Eating 'Tillie': Book Offers Tips on Raising Chickens for City Folk
As she cheerfully reports, Tablehopper is in Jerez this week -- swilling sherry, noshing on jamon, perhaps celebrating the completion of the manuscript for her upcoming book. While Tuesday's bulletin was understandably dosa-thin, she did not fail to ferry along something worth reading: a book recommendation, more specifically, a first-person testimonial from Peter Mulvihill of Green Apple Books. The text in question -- Jennifer Megyesi's The Joy of Keeping Chickens: The Ultimate Guide to Raising Poultry for Fun or Profit -- might prove useful to readers enamored enough with urban homesteading to start their own little house on the Haight.
joyofkeepingchickens.com Backyard fowl is a modern essential.
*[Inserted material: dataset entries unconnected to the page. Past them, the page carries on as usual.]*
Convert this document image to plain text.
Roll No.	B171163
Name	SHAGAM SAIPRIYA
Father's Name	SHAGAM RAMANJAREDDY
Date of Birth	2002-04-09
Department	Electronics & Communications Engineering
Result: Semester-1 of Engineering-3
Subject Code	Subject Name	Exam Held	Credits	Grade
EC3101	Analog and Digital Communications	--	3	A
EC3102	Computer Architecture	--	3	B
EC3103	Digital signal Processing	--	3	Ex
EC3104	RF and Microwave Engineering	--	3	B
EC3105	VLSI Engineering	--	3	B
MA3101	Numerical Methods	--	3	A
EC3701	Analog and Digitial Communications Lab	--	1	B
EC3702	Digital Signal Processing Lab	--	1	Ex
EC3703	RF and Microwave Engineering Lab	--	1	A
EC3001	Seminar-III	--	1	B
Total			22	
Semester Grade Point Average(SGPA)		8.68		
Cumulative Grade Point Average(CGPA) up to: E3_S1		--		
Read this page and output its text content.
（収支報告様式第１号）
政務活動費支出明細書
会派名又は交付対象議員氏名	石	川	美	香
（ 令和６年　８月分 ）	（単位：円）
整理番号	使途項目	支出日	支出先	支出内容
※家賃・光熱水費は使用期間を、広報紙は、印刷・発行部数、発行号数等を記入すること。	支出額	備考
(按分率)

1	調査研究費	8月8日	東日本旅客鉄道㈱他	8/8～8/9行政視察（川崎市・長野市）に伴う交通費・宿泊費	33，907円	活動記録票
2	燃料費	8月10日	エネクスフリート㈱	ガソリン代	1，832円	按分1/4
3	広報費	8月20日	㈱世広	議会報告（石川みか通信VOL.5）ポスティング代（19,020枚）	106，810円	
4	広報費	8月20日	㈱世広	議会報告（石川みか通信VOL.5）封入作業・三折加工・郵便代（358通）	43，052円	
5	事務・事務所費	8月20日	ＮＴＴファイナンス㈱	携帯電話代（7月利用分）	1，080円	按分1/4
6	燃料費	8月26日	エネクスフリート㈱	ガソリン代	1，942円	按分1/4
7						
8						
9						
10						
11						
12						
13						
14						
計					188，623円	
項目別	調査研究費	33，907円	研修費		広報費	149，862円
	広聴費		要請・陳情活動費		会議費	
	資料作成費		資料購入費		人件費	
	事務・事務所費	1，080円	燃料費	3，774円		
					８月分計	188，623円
Amazon calls this book "the most comprehensive full-color chicken book ever," which is about as good a blurb as a book about anything at all could ask for. Buoyed by Megyesi's advice, Mulvihill recounts his foray into fowl-rearing with delight, describing how his family's "picky-eater preschoolers" provided plenty of scraps for the growing flock, how he had to slaughter, pluck, cook, and eat "Tillie" when she turned out to be, not an egg-layer, but a small, strutting rooster with an ever-growing comb and an ear-splitting cockle-doodle-doo. He shares some good information as well. In San Francisco, you can keep up to four chickens -- or any legal animal for that matter. Hens are hardy; you can leave them unattended for days on end, providing someone -- a neighbor, a friend -- regularly harvests the eggs. It might be easier than you think. If you're curious, read the bulletin, buy the book, and keep checking Craigslist for coops.